Comme le titre l’indique, Orgueil, préjugés et zombies est un hommage et/ou une parodie du célèbre roman Orgeuil et Préjugés de Jane Austen.

J’ai lu le roman de Jane Austen il y a plus d’une dizaine d’années et ai vu les deux adaptations cinématographiques. Je peux donc dire que c’est une histoire qui me plaît et que j’avais hâte de découvrir la version de Seth Grahame-Smith.

Ici, l’auteur respecte parfaitement la trame de fond, nous retrouvons donc les différents personnages du roman, le contexte historique, les principaux événements qui marquent la vie de la famille Bennet… Elizabeth vous plaira donc toujours autant par sa force de caractère et son impertinence et M. Darcy devrait continuer à faire battre le cœur des plus romantiques d’entre nous.

Mais ce que j’ai préféré, c’est la capacité de l’auteur à s’approprier le style si particulier de Jane Austen et sa manière de tourner en dérision les codes de la société anglaise de son époque.

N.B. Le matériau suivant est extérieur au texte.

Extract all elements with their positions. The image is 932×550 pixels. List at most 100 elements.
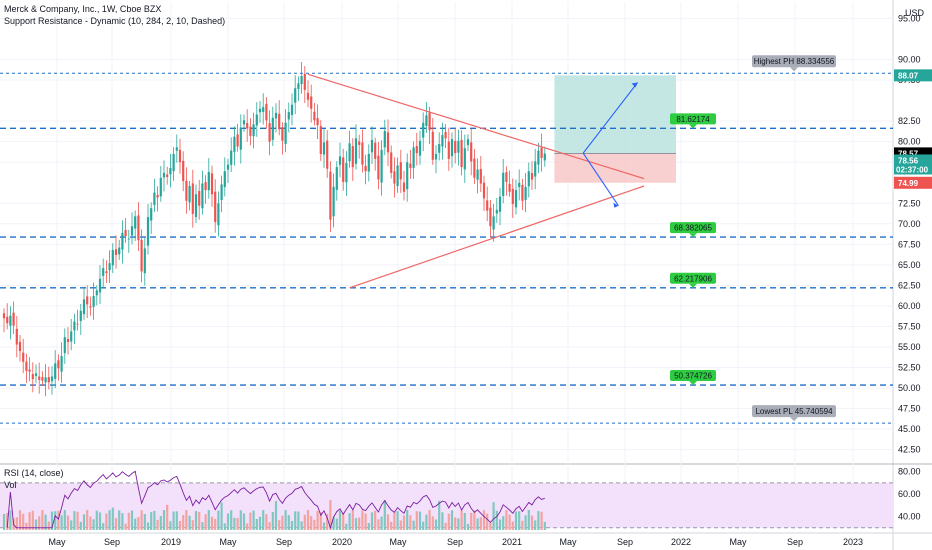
volume-bar <box>374 511 376 530</box>
volume-bar <box>67 516 69 530</box>
candle-body <box>409 164 411 168</box>
volume-bar <box>301 521 303 530</box>
candle-body <box>374 143 376 159</box>
candle-body <box>29 370 31 372</box>
volume-bar <box>473 510 475 530</box>
candle-body <box>80 311 82 321</box>
candle-body <box>224 171 226 187</box>
price-tick-label: 55.00 <box>898 342 921 352</box>
price-tick-label: 82.50 <box>898 116 921 126</box>
candle-body <box>329 172 331 220</box>
candle-body <box>51 377 53 382</box>
candle-body <box>115 249 117 255</box>
volume-bar <box>441 512 443 530</box>
candle-body <box>483 183 485 199</box>
candle-body <box>160 178 162 197</box>
volume-bar <box>390 522 392 530</box>
volume-bar <box>294 511 296 530</box>
stop-zone <box>554 153 676 182</box>
candle-body <box>208 172 210 190</box>
volume-bar <box>445 523 447 530</box>
chart-title: Merck & Company, Inc., 1W, Cboe BZX <box>4 4 161 14</box>
volume-bar <box>345 524 347 530</box>
volume-bar <box>285 510 287 530</box>
volume-bar <box>198 512 200 530</box>
candle-body <box>461 140 463 167</box>
candle-body <box>454 141 456 153</box>
volume-bar <box>365 514 367 530</box>
candle-body <box>198 191 200 206</box>
rsi-tick-label: 60.00 <box>898 489 921 499</box>
volume-bar <box>278 520 280 530</box>
candle-body <box>93 296 95 307</box>
candle-body <box>438 144 440 153</box>
volume-bar <box>48 522 50 530</box>
candle-body <box>262 107 264 112</box>
candle-body <box>528 171 530 186</box>
volume-bar <box>429 510 431 530</box>
time-tick-label: 2020 <box>332 537 352 547</box>
volume-bar <box>307 510 309 530</box>
volume-bar <box>454 517 456 530</box>
bar-countdown-label: 02:37:00 <box>896 165 929 174</box>
volume-bar <box>227 513 229 530</box>
candle-body <box>336 167 338 190</box>
volume-bar <box>125 524 127 530</box>
volume-bar <box>115 518 117 530</box>
candle-body <box>352 146 354 167</box>
candle-body <box>518 183 520 187</box>
volume-bar <box>515 512 517 530</box>
candle-body <box>86 296 88 304</box>
volume-bar <box>470 513 472 530</box>
candle-body <box>70 331 72 341</box>
volume-bar <box>323 523 325 530</box>
candle-body <box>19 342 21 351</box>
candle-body <box>393 171 395 183</box>
volume-bar <box>211 517 213 530</box>
volume-bar <box>249 513 251 530</box>
candle-body <box>489 208 491 227</box>
volume-bar <box>297 512 299 530</box>
candle-body <box>153 193 155 206</box>
candle-body <box>320 126 322 154</box>
volume-bar <box>70 520 72 530</box>
volume-bar <box>240 510 242 530</box>
volume-bar <box>397 511 399 530</box>
candle-body <box>233 137 235 152</box>
price-tick-label: 72.50 <box>898 198 921 208</box>
volume-bar <box>416 511 418 530</box>
time-tick-label: May <box>559 537 577 547</box>
candle-body <box>41 377 43 381</box>
volume-bar <box>169 521 171 530</box>
candle-body <box>307 93 309 100</box>
volume-bar <box>377 519 379 530</box>
volume-bar <box>166 505 168 530</box>
volume-bar <box>3 514 5 530</box>
candle-body <box>390 152 392 172</box>
volume-bar <box>96 511 98 530</box>
volume-bar <box>281 516 283 530</box>
rsi-band <box>0 483 893 528</box>
candle-body <box>422 123 424 138</box>
volume-bar <box>509 515 511 530</box>
volume-bar <box>505 510 507 530</box>
volume-bar <box>243 513 245 530</box>
candle-body <box>278 114 280 130</box>
volume-bar <box>413 521 415 530</box>
volume-bar <box>131 511 133 530</box>
volume-bar <box>237 518 239 530</box>
volume-bar <box>214 519 216 530</box>
candle-body <box>413 147 415 167</box>
candle-body <box>317 118 319 125</box>
candle-body <box>349 143 351 161</box>
candle-body <box>470 142 472 161</box>
candle-body <box>121 233 123 250</box>
volume-bar <box>265 514 267 530</box>
candle-body <box>105 271 107 273</box>
volume-bar <box>387 514 389 530</box>
volume-bar <box>521 521 523 530</box>
volume-bar <box>528 510 530 530</box>
price-tick-label: 52.50 <box>898 363 921 373</box>
volume-bar <box>121 513 123 530</box>
sr-level-label: 50.374726 <box>674 372 712 381</box>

On retrouve parfaitement dans le roman, cette obsession du statut social, de l’argent et la question de la place de la femme mis en avant dans l’œuvre originale. Je ne dirais pas que l’élève a dépassé le maître, mais force est de constater que sa copie est plus qu’honorable.

L’auteur ne s’est pas contenté d’un simple copier-coller ; il a apporté un nouveau dynamisme au récit grâce à la présence de zombies. En plus d’être originale, cette idée a le mérite de démontrer un certain culot de sa part. En touchant au chef-d’œuvre de Jane Austen, il a pris le risque de s’attirer les foudres des puristes…

Pour ma part, j’ai trouvé l’idée d’introduire ces viles créatures dans la vie des sœurs Bennet plutôt intéressante. D’un caractère farouche, être tueuse de zombies semble d’ailleurs plutôt bien convenir à Elizabeth qui prend sa tâche très au sérieux. Et c’est là que le côté parodique prend tout son sens. L’auteur finit ainsi par tourner en dérision la personnalité de notre héroïne dont le sens de l’honneur extrême la pousse même à s’auto-mutiler ou à vouloir égorger notre cher M. Darcy… Vous aurez compris qu’il faut lire l’histoire au second degré pour pouvoir l’apprécier.

Quant au côté zombie, j’ai regretté qu’il soit finalement peu exploité du moins au niveau « visuel ». Les zombies ne m’ont pas semblé être une réelle menace puisque les affrontements avec ces derniers sont très vite expédiés. N’espérez donc pas de grandes scènes de bataille ou des situations angoissantes mettant véritablement en danger nos protagonistes.

Enfin, deux points m’ont chagrinée dans le roman. Tout d’abord le fait que le dernier tiers du livre perd de son panache. L’auteur s’éloigne peu à peu du style de Jane Austen pour tomber dans la romance classique avec ses tergiversations agaçantes. Dommage, car du coup, le charme n’opère plus. Et le point qui m’a fait vraiment agacée est la fin ! Avoir appris toute sa vie à combattre pour ça… Mais, j’aime à croire que c’est une manière pour l’auteur de nous offrir une dernière critique de la société anglaise de l’époque à moins que ce ne soit là que la représentation d’un déprimant déterminisme.

En conclusion, je vous conseille de dévorer l’œuvre originale avant de vous jeter sur ce roman. Dans le cas contraire, je pense que vous passerez quand même un bon moment de lecture, mais vous vous priveriez de tout ce qui fait vraiment le charme du roman : les multiples références à l’œuvre de Jane Austen.

POUR ALLER PLUS LOIN : il existe une version cinématographique du roman que je n’ai pas encore vue.